In a few weeks it was clear. Thousands of dollars of our funds had been embezzled by this man, without remorse. We fired him. He launched a hate campaign against us, twisting personal information into lies, inciting the hatred latent within the administration of the church we served, who resented our scrupulous management of funds on projects, not allowing them personal access to designated money. Now the people on the hill were split – our friends, the honourable Christians, were horrified at this betrayal, yet, having tried to warn us of this man’s character, in some ways not surprised. The others – well – they were almost envious that this man had got away with something they hadn’t.
The administration asked us to let them handle the “trial” of one of their own. We trusted them. It turned into a kangaroo court. We were blamed for the misfortunes that had come upon us. Hateful letters, ridiculous demands, violations of written agreements followed. Warnings that the man we had hired and fired was capable of much more evil. We had two young children. Our work was not wanted except by those who needed it and had no voices to speak. It was time to shake the dust off our feet.

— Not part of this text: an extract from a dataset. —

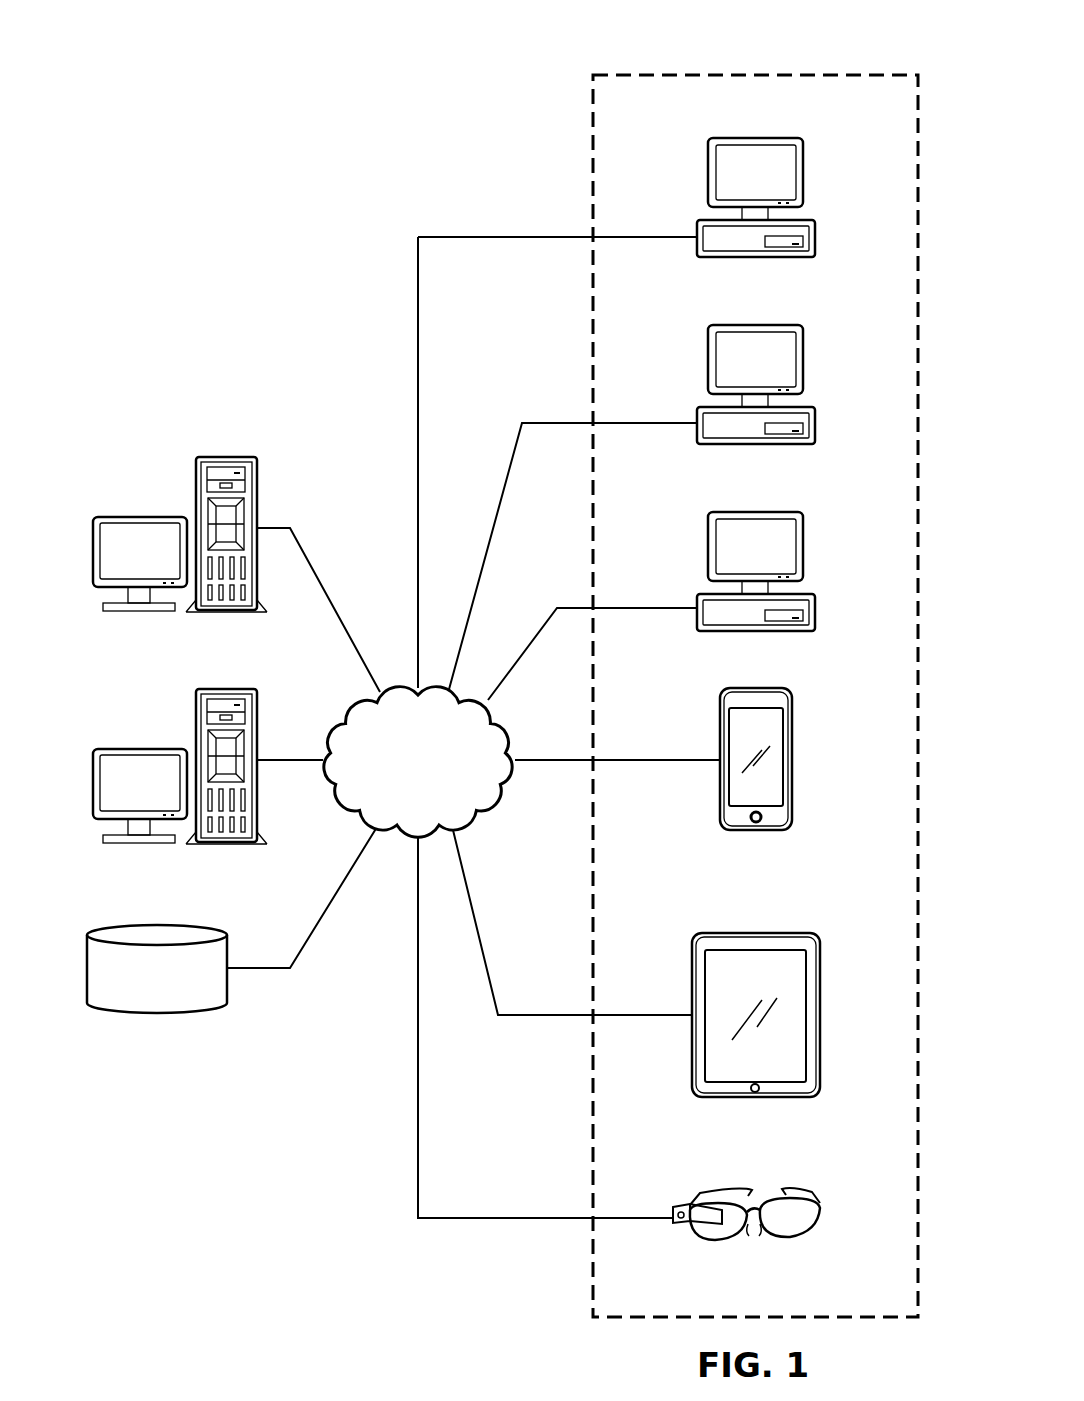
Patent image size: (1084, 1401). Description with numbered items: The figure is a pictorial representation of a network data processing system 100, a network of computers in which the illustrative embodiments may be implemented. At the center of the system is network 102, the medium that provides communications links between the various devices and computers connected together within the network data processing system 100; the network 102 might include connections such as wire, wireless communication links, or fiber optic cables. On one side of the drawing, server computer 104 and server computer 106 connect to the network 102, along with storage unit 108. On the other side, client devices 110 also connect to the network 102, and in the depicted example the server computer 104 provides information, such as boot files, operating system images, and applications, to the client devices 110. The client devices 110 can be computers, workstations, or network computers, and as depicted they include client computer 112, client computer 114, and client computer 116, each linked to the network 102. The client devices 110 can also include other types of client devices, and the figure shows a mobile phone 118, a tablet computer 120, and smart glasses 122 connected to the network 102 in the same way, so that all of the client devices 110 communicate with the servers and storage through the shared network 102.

We left Uganda three months after we had arrived back. Other missionaries said we were fortunate to do what we did – sell our furniture and vehicles, get out with our lives and thirteen duffel bags full of our prized possessions, mostly books. Missionary friends took us in locally while we cleaned up. We heard from Canada that the home we had bought several years before would unexpectedly be available to us within a few months. Our children were even looking forward to going to live in Canada.
Indeed, His grace was sufficient, moment by moment, day by day, week by week. And so it has been in all our days here in Canada, in the years since. Those who always loved us kept in touch. The new administration has invited us to come back anytime. Our daughters are now there visiting, being blessed by those who loved us. His grace continues.
That Sunday morning God spoke of something that we all should know and trust in all the time. Yet our unbelieving wounded hearts find it so hard to do. Yesterday I read the following words by Prebendary H.W. Webb Peploe, quoted in Streams in the Desert:
“God cannot make it any more sufficient than He has made it; get up and believe it, and you will find it true, because the Lord says it in the simplest way: ‘My grace is (not shall be or may be) sufficient for thee.”